The OTS last month sent formal grant offers to 32 organisations selected to receive about £20,000 each to take part in the Campaigning Research Programme, set up to monitor the effectiveness of campaigning. But third sector minister Angela Smith scrapped the fund this month without consultation. She said the severity of the recession meant funds would be transferred to the £16.7m Hardship Fund.
Some organisations believe the move was prompted by concerns about the political implications of paying minority groups to campaign, sometimes against the Government. Among the charities selected were two transgender organisations and groups working with street prostitutes, detained refugees and gypsies.
Three women's groups were also affected. Vivienne Hayes, chief executive of the Women's Resource Centre, said: "Our country should not be run and dictated to by the popular press.
"There is an expectation that the OTS will be the champion of the third sector and demonstrate best practice. This is a real blow to that."

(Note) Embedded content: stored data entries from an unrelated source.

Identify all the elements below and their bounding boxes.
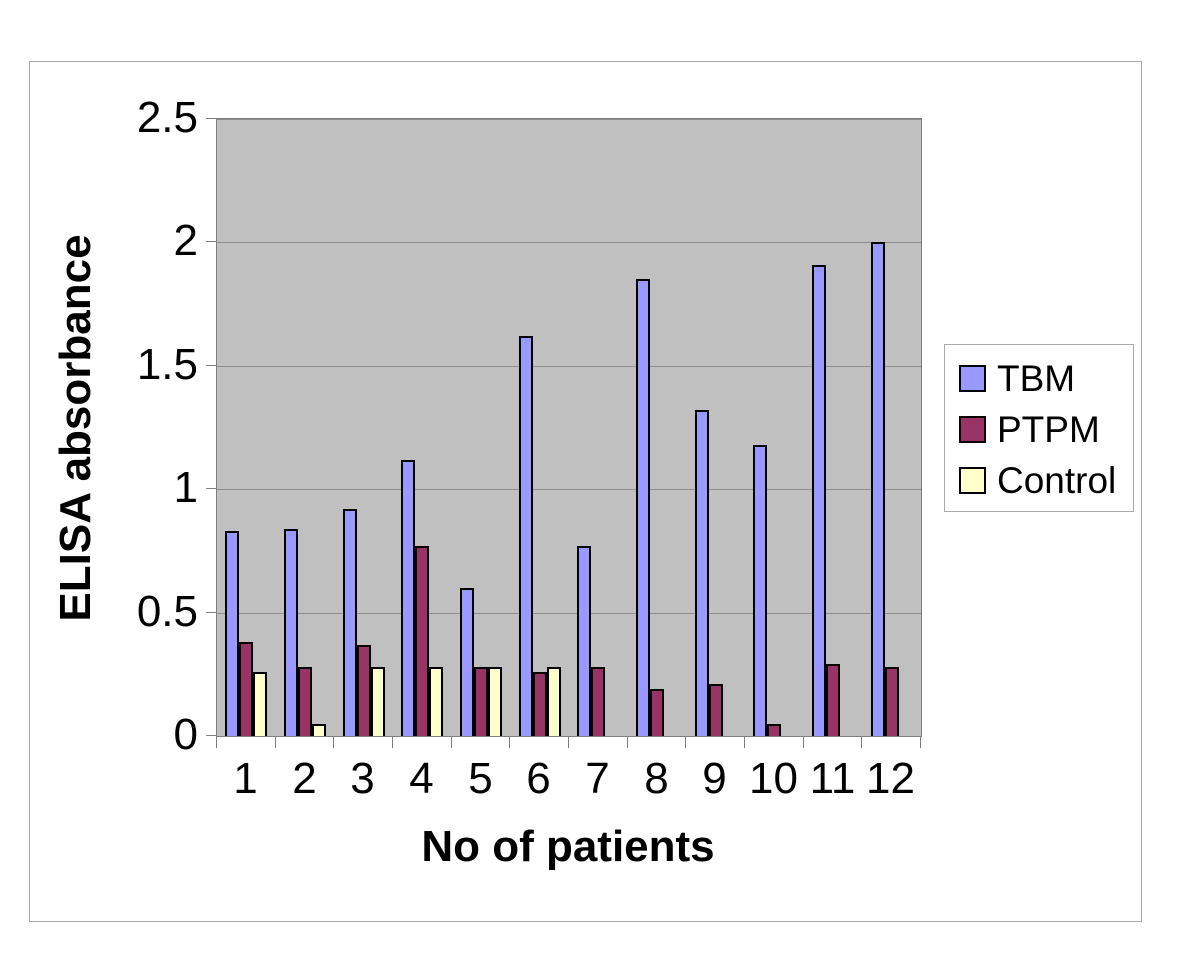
bar-tbm-3	[343, 509, 357, 736]
gridline-1	[217, 489, 921, 490]
y-tick-label-0: 0	[173, 710, 198, 759]
x-tick-0	[216, 736, 217, 748]
bar-control-2	[312, 724, 326, 736]
bar-tbm-7	[577, 546, 591, 736]
legend-label-control: Control	[997, 460, 1117, 501]
y-tick-label-0.5: 0.5	[136, 587, 198, 636]
y-tick-label-2: 2	[173, 216, 198, 265]
bar-control-5	[488, 667, 502, 736]
x-tick-1	[275, 736, 276, 748]
bar-ptpm-6	[533, 672, 547, 736]
x-tick-label-10: 10	[749, 754, 798, 803]
x-tick-label-7: 7	[585, 754, 610, 803]
legend-swatch-tbm	[959, 365, 986, 392]
legend: TBM PTPM Control	[944, 344, 1134, 512]
x-tick-11	[861, 736, 862, 748]
y-tick-label-1: 1	[173, 463, 198, 512]
bar-ptpm-5	[474, 667, 488, 736]
x-tick-10	[803, 736, 804, 748]
legend-item-tbm: TBM	[959, 353, 1133, 404]
gridline-1.5	[217, 366, 921, 367]
gridline-2.5	[217, 119, 921, 120]
bar-tbm-4	[401, 460, 415, 736]
x-axis-title: No of patients	[421, 822, 715, 871]
x-tick-label-1: 1	[233, 754, 258, 803]
x-tick-label-3: 3	[350, 754, 375, 803]
gridline-0.5	[217, 613, 921, 614]
x-tick-9	[744, 736, 745, 748]
x-tick-label-2: 2	[292, 754, 317, 803]
bar-control-1	[253, 672, 267, 736]
bar-ptpm-8	[650, 689, 664, 736]
bar-ptpm-7	[591, 667, 605, 736]
x-tick-4	[451, 736, 452, 748]
y-tick-2	[206, 241, 216, 242]
bar-control-3	[371, 667, 385, 736]
bar-tbm-11	[812, 265, 826, 736]
y-tick-0.5	[206, 612, 216, 613]
x-tick-6	[568, 736, 569, 748]
bar-tbm-8	[636, 279, 650, 736]
bar-ptpm-12	[885, 667, 899, 736]
x-tick-label-12: 12	[866, 754, 915, 803]
x-tick-label-8: 8	[644, 754, 669, 803]
bar-tbm-9	[695, 410, 709, 736]
x-tick-5	[509, 736, 510, 748]
y-tick-label-1.5: 1.5	[136, 340, 198, 389]
x-tick-label-9: 9	[702, 754, 727, 803]
y-tick-label-2.5: 2.5	[136, 93, 198, 142]
legend-swatch-control	[959, 467, 986, 494]
legend-swatch-ptpm	[959, 416, 986, 443]
bar-ptpm-11	[826, 664, 840, 736]
bar-tbm-12	[871, 242, 885, 736]
bar-tbm-6	[519, 336, 533, 736]
bar-control-6	[547, 667, 561, 736]
legend-label-ptpm: PTPM	[997, 409, 1100, 450]
bar-tbm-10	[753, 445, 767, 736]
bar-control-4	[429, 667, 443, 736]
bar-ptpm-3	[357, 645, 371, 736]
x-tick-label-5: 5	[468, 754, 493, 803]
y-tick-0	[206, 735, 216, 736]
bar-tbm-1	[225, 531, 239, 736]
bar-tbm-2	[284, 529, 298, 736]
gridline-2	[217, 242, 921, 243]
bar-ptpm-4	[415, 546, 429, 736]
y-tick-2.5	[206, 118, 216, 119]
legend-label-tbm: TBM	[997, 358, 1076, 399]
x-tick-2	[333, 736, 334, 748]
bar-tbm-5	[460, 588, 474, 736]
x-tick-label-6: 6	[526, 754, 551, 803]
bar-ptpm-10	[767, 724, 781, 736]
x-tick-label-11: 11	[809, 754, 856, 803]
bar-ptpm-1	[239, 642, 253, 736]
x-tick-12	[920, 736, 921, 748]
x-tick-7	[627, 736, 628, 748]
x-tick-label-4: 4	[409, 754, 434, 803]
plot-area	[216, 118, 922, 737]
legend-item-ptpm: PTPM	[959, 404, 1133, 455]
x-tick-8	[685, 736, 686, 748]
bar-ptpm-2	[298, 667, 312, 736]
x-tick-3	[392, 736, 393, 748]
bar-ptpm-9	[709, 684, 723, 736]
y-tick-1.5	[206, 365, 216, 366]
legend-item-control: Control	[959, 455, 1133, 506]
y-tick-1	[206, 488, 216, 489]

Sasha Rakoff, director of Object, which opposes the objectification of women, said: "It's a bit odd that the OTS realised just before the cheque was going into the bank that a recession was going on."
Jess Steele, treasurer of Hastings Pier and White Rock Trust, said: "The programme was designed specifically to enable the voice of marginalised groups, so it's a bit rich to renege when they turn out to be unpopular."
Alison McQuitty, manager of the Reading Refugee Support Group, said the move was "devastating news. We had signed an agreement, and to have it withdrawn at this late stage is very strange."
An OTS spokesman said: "The minister took a difficult decision in extraordinary circumstances. We are very sorry we have breached the Compact."
The OTS has offered to refund costs.
- See In My View, page 12
WHO'S LOST OUT?
Well over half of the 32 organisations selected for the Campaigning Research Programme campaign on behalf of minorities.
Black and minority ethnic groups were worst affected, with six organisations denied funding that had been pledged: the BME Community Champions, the BME Community Services, the Bolton Solidarity Community Association, the Bristol Somali Resource Centre, the Merton Unity Network and the North Hampshire Caribbean and African Network.
Three women's groups - the Iranian and Kurdish Women's Rights Organisation, Object and Street Talk - were affected. So were Press for Change and GenderShift, which help transgendered people, as well as Leeds Gate and the Surrey Gypsy Travellers Forum, which help gypsies and travellers.
The London Detainee Support Group, which wanted to expose the treatment of immigrants detained at removal centres near Heathrow Airport, was selected, as were the Reading Refugee Support Group and Plias Resettlement, which helps ex-offenders.